You could start by trying to answer the question that you've now dodged three times. :)

If we're still here in 2030 and wind/solar have gone from 3-4% penetration to, say, 10%... will that prove that the "plans" for 100% renewables worldwide by 2030 were wrong?

I thought industrial wind broke the 1% mark only in 2008. It had been doubling every 30 months or so, but that slowed down due to the economy. (Any slowdown in the nuclear industry is solely due to it being a product of Satan, however.)

--d!

If you're talking about total energy use, you have a much larger denominator.

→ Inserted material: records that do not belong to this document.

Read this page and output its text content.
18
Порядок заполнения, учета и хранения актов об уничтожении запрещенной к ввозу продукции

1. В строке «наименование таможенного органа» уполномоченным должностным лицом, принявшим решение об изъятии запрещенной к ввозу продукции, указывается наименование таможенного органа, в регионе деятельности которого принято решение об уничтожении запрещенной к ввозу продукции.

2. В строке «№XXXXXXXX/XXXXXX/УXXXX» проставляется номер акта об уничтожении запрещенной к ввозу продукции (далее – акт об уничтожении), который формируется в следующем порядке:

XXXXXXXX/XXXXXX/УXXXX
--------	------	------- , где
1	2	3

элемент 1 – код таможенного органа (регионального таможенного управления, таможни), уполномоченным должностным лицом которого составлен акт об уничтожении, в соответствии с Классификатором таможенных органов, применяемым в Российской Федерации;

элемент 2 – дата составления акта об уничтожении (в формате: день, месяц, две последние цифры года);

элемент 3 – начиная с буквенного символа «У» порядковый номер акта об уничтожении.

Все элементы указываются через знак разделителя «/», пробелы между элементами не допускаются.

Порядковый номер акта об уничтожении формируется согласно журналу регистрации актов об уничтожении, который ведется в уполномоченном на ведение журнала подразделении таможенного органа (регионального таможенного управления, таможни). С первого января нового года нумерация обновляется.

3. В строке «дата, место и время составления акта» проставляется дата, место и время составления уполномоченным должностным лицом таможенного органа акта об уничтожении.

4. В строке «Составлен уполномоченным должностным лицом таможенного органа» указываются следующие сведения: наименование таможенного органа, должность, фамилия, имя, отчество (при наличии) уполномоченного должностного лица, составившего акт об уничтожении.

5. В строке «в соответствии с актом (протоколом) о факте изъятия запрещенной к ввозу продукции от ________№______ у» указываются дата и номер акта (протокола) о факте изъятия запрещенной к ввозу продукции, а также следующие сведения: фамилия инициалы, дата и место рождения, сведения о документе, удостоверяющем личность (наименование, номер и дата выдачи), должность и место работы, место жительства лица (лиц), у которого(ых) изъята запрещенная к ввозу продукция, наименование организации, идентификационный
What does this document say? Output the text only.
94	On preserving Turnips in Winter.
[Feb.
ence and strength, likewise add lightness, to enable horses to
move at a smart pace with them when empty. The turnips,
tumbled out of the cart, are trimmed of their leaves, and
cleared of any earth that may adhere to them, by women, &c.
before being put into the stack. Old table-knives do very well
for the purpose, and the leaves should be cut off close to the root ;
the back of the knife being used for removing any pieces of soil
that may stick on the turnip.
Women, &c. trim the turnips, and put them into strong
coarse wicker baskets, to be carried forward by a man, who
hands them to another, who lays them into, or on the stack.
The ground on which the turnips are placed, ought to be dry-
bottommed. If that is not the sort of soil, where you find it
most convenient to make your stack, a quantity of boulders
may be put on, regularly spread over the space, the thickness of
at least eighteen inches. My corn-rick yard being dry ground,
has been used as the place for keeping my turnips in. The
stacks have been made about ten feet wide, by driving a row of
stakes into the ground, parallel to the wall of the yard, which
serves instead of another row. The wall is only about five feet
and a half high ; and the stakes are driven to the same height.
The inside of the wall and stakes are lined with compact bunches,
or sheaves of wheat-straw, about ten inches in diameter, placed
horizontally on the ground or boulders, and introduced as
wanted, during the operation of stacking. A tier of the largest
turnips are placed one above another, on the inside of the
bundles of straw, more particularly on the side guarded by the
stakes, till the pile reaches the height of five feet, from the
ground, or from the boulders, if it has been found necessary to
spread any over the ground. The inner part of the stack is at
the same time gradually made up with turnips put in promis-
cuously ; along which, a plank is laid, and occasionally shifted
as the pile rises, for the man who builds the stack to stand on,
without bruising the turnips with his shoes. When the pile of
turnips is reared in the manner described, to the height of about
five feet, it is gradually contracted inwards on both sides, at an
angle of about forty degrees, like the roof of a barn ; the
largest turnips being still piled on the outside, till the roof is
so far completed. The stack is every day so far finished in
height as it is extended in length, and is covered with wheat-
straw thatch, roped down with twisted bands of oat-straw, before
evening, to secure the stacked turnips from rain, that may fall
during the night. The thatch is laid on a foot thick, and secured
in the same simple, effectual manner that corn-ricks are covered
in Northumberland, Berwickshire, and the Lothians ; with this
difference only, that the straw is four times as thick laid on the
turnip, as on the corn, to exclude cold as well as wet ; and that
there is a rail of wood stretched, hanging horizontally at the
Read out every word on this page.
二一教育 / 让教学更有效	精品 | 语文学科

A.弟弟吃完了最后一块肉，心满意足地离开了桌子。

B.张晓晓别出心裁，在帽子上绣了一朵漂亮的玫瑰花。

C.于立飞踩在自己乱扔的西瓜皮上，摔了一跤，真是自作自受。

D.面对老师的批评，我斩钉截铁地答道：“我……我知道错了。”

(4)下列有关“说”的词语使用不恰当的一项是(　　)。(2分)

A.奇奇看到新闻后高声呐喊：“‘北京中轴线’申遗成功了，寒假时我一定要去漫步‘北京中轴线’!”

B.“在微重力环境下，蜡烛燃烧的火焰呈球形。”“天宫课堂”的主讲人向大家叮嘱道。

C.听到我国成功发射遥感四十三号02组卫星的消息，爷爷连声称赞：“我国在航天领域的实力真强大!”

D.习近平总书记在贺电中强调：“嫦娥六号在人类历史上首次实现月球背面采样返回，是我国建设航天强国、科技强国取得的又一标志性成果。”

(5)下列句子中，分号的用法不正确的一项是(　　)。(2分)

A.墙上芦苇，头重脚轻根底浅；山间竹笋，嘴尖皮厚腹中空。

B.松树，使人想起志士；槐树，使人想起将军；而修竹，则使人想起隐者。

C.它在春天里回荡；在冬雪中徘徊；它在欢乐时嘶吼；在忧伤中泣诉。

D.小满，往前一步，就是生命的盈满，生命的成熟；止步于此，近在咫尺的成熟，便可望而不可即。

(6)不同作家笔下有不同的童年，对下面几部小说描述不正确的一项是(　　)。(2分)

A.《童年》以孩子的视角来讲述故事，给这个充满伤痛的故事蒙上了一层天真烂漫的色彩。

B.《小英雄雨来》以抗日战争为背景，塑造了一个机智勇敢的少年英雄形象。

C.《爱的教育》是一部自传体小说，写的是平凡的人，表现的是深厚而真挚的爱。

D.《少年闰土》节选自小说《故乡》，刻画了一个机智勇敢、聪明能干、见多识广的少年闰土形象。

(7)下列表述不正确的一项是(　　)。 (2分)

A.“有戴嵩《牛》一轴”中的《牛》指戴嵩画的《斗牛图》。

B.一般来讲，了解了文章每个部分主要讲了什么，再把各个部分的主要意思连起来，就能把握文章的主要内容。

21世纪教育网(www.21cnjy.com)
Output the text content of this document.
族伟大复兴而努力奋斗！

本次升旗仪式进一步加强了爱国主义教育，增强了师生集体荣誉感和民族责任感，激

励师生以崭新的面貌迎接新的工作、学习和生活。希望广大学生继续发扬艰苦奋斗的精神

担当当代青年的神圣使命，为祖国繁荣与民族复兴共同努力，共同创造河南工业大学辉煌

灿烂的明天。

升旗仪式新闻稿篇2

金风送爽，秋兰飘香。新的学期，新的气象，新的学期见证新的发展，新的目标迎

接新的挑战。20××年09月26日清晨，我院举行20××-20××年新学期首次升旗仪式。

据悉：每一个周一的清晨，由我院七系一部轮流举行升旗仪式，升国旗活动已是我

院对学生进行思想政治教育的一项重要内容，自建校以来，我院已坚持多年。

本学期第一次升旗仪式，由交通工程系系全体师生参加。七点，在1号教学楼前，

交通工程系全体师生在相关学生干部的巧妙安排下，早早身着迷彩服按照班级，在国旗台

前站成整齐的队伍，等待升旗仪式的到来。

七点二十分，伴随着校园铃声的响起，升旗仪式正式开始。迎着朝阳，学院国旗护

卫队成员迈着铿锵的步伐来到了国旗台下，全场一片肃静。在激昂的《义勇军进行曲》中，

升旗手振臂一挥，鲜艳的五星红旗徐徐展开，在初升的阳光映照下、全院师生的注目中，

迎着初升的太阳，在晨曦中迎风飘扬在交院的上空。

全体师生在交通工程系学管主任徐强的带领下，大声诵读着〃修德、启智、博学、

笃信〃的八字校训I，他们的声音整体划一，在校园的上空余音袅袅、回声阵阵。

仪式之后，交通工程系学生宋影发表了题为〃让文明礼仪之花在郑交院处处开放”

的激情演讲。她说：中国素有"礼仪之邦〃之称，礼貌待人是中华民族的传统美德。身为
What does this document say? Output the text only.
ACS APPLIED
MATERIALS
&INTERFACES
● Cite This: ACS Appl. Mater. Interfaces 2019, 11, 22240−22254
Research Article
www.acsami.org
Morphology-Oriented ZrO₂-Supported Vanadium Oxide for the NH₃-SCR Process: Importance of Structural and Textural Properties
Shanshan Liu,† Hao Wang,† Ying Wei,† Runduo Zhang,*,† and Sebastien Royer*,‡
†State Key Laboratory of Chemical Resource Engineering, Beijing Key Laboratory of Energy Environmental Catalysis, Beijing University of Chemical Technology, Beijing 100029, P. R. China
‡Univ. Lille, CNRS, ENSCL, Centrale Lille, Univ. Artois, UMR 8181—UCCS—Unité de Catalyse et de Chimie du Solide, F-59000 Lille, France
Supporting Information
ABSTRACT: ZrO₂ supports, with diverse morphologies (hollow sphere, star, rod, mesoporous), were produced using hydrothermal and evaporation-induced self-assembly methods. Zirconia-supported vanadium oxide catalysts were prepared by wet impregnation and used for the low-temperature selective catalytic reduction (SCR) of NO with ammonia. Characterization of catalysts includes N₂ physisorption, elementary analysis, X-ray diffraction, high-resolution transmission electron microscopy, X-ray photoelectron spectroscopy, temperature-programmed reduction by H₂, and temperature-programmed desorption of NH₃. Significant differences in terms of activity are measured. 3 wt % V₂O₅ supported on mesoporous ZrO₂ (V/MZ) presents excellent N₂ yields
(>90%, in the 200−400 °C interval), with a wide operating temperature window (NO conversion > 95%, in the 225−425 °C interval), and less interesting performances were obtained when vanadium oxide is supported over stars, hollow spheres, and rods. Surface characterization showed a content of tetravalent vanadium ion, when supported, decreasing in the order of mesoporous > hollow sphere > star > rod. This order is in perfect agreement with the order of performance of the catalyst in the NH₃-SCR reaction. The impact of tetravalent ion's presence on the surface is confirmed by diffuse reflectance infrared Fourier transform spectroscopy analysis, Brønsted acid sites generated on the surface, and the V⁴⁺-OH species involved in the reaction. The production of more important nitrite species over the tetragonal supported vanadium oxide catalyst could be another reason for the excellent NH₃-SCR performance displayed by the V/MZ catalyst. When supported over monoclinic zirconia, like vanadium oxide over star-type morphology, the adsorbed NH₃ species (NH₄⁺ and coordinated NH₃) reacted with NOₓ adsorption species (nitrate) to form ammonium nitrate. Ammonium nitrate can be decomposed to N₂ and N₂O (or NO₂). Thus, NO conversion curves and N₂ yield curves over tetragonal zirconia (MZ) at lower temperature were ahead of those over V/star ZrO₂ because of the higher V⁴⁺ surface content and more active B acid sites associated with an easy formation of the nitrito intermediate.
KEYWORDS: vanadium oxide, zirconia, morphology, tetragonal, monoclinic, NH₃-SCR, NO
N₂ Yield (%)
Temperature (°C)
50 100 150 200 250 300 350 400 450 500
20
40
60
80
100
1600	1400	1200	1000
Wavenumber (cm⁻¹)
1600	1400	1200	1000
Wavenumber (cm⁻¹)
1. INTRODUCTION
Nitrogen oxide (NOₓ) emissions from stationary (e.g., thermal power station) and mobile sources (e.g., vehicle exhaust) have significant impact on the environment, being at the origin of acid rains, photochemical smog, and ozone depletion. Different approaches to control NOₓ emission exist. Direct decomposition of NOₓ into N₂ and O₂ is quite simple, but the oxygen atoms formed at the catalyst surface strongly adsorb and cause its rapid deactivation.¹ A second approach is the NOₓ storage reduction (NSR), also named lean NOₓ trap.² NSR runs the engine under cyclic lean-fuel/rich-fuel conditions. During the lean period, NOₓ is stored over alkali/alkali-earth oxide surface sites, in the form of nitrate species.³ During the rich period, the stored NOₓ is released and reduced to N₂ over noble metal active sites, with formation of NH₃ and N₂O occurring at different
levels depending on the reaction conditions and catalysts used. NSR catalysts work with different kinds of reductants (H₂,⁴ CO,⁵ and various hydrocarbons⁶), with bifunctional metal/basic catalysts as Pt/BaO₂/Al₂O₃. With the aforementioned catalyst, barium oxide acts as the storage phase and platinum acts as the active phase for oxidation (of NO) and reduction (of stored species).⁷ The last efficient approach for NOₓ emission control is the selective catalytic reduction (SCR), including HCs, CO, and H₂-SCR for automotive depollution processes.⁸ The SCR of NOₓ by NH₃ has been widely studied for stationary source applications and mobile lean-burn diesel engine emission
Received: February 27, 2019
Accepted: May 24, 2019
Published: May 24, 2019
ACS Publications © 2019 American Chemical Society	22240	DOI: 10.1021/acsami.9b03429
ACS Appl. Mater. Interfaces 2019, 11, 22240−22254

I was talking about electricity production, I think that's pretty close. I haven't looked it up lately, but I think it's a fraction of a percent in solar and somewhere around 2-3% for wind. I could be off. I might be remembering an "other renewables" figure that would include geothermal (etc)... but that's an even smaller wedge.

Either way, I'm pretty sure that it's well able 1%.

Solutions coming up in a book projected for publication nx week...

Plan will provide for 3 million jobs in 3 years in addition to Obamas econ recovery

Stay tuned

are rushing off to look for oil. They've brought an environmental shitstorm down on themselves by setting fire to peoples tapwater and and everybody is talking about $200 oil anyway. But I think you're right. Long term it has to be gas and coal and god help us.

They produced a glut of natural gas supply since they don't have a way to export significant quantities of the stuff. Oil is traded globally, so (with some exceptions) they can produce as much as they can find without worrying about driving the price down to unprofitable levels.

It certainly isn't the "environmental shitstorm" that concerns them... since they're using essentially the same technique that they were using to find gas. They've just shifted from "drier" to "wetter" portions of the same shale plays.